What Makes Behnke v. Caremark Unique?
While healthcare fraud cases are common, several extraordinary factors set Behnke apart, making it a study in persistence and technical precision.
The “Lone Wolf” Victory
In roughly 80% of successful False Claims Act cases, the Department of Justice (DOJ) intervenes to take over the heavy lifting. In this case, the government declined to intervene in 2018. Usually, this is the “kiss of death” for a whistleblower suit, as private relators rarely have the resources to fight a multi-billion-dollar corporation alone for a decade. Sarah Behnke’s decision to proceed “declined” and ultimately win a $290 million judgment is an extreme rarity in the legal world.
The Actuary as the Ultimate Insider
Most whistleblowers are sales reps or mid-level managers who witness a specific “kickback” or “shady deal.” Behnke was a Head Actuary. This provided her with a “bird’s-eye view” of the math. She didn’t just see one bad transaction; she understood the algorithmic manipulation of “Generic Effective Rates” (GER) across an entire book of business. The case turned on complex financial modeling that only an actuary could have reverse-engineered, making it a “math-driven” victory rather than a “smoking gun memo” victory.
Defeating the “Government Knowledge” Defense
Caremark’s strongest defense was a common one: “The government (CMS) knew we were doing this and paid us anyway, so it must not be fraud.” In many recent cases (following the Supreme Court’s Escobar ruling), this defense has worked. However, Judge Goldberg’s 105-page opinion meticulously dismantled this, ruling that “passive awareness” by a busy government agency does not equate to “active approval” of fraud. This provides a new roadmap for future whistleblowers to bypass the “but they knew!” defense used by large contractors.
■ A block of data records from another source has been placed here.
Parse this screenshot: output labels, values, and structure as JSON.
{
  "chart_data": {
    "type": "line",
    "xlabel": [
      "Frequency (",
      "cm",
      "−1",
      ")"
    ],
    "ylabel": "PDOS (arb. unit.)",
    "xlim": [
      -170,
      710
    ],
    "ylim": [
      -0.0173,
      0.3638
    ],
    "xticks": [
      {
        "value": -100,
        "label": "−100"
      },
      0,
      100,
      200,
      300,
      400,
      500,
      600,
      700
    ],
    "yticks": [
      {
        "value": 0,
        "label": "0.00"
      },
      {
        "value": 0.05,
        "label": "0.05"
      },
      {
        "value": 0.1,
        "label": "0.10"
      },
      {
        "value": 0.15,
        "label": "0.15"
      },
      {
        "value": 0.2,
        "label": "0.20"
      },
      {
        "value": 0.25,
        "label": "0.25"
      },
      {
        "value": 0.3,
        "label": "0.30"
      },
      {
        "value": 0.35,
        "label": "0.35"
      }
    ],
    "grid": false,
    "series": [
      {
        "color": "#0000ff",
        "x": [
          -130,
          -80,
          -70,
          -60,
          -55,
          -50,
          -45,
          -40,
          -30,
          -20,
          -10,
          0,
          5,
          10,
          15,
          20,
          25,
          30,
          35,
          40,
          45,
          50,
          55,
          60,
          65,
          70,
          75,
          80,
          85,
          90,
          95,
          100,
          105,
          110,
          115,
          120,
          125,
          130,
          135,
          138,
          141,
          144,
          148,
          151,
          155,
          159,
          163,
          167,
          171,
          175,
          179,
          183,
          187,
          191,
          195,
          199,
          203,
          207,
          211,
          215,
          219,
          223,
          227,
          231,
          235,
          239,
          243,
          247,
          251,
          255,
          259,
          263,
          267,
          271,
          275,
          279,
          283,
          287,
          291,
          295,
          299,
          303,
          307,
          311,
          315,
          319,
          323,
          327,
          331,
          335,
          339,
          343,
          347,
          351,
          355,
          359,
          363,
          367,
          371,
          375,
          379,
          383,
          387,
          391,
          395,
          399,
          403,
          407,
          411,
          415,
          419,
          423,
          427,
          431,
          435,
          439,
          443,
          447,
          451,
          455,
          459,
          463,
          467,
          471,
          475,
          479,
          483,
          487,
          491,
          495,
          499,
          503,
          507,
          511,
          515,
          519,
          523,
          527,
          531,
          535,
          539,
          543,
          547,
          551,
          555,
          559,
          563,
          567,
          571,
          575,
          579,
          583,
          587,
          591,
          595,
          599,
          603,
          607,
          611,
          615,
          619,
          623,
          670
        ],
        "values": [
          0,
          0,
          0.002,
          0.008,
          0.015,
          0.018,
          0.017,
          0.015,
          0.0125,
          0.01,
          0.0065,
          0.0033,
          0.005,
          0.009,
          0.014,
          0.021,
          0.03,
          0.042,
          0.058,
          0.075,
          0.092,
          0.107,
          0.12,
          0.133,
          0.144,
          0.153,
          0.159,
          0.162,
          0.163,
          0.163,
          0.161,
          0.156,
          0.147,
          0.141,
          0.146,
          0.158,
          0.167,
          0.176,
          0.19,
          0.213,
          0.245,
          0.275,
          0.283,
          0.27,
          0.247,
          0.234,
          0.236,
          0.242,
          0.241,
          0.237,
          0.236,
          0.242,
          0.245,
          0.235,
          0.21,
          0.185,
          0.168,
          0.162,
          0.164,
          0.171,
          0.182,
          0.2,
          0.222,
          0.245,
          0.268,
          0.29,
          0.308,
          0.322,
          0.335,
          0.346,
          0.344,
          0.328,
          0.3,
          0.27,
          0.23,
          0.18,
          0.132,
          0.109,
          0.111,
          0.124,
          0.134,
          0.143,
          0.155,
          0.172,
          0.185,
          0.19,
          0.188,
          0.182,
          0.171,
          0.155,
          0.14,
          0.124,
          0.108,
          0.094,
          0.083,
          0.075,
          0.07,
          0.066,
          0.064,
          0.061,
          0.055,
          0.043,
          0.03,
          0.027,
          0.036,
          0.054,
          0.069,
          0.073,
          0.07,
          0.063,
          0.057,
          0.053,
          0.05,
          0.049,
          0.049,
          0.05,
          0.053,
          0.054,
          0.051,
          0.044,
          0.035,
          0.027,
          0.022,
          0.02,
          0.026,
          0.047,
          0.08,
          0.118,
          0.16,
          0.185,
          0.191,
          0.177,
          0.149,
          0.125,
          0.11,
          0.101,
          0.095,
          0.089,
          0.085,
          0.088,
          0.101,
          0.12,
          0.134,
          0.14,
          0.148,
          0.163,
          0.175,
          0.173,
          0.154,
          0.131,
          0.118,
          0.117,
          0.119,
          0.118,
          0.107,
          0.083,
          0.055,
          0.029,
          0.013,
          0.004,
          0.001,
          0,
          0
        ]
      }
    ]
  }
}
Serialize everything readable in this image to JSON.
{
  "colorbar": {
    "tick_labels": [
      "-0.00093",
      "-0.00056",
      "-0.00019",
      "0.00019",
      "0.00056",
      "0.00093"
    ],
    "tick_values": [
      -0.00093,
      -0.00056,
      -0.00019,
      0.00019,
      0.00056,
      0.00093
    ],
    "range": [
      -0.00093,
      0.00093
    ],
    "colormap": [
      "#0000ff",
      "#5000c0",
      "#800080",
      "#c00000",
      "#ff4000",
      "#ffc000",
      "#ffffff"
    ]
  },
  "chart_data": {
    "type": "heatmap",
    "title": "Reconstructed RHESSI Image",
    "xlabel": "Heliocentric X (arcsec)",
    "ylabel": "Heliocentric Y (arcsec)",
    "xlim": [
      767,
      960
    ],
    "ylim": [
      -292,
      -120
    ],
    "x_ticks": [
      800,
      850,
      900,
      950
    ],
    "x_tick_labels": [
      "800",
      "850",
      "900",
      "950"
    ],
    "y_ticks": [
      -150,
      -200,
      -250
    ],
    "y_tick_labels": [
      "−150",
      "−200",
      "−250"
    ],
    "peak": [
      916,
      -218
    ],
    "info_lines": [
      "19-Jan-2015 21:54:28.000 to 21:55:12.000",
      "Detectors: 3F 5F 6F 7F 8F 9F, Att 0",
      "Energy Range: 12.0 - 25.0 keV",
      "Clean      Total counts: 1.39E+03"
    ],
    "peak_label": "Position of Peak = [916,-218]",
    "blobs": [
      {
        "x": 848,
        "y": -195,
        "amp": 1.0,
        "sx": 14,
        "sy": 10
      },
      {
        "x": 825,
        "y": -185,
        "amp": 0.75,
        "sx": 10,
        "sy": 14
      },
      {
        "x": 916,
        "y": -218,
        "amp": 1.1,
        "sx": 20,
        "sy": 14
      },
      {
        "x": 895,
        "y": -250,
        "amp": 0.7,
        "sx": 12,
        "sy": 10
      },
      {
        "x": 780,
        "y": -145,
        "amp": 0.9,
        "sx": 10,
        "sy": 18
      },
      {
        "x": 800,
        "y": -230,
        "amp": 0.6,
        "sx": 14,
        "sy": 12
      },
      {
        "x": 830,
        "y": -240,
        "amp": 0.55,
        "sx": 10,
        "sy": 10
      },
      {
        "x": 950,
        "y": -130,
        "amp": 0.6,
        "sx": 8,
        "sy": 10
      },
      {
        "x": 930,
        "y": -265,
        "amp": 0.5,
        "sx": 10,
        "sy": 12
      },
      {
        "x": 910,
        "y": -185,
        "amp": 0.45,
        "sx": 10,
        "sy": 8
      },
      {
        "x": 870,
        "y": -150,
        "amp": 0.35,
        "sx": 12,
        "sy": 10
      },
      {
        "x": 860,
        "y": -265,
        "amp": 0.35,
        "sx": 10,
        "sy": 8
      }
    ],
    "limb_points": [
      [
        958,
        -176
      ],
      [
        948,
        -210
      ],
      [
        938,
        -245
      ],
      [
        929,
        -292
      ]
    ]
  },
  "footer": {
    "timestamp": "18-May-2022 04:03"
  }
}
Cross-Market Subsidization
The trial revealed a startling motive: the court found that Caremark used the inflated profits from Medicare (taxpayer money) to subsidize lower prices in the private commercial market. This allowed them to undercut competitors and win more corporate contracts. This “cross-market manipulation” showed that the fraud wasn’t just about greed—it was a strategic tool used to gain an unfair advantage in the broader insurance industry, a revelation that has since sparked antitrust investigations.
Final Thoughts: The Road Ahead
CVS Caremark has filed a notice of appeal to the Third Circuit, and the U.S. Chamber of Commerce has filed amicus briefs arguing that the court’s interpretation of “falsity” is too broad. The final chapter of Behnke v. Caremark may not be written for another year or two.
However, the message to the healthcare industry is clear: Transparency is no longer optional. As whistleblowers become more sophisticated and courts become less tolerant of complex pricing shells, the era of the “PBM spread” may be coming to an end.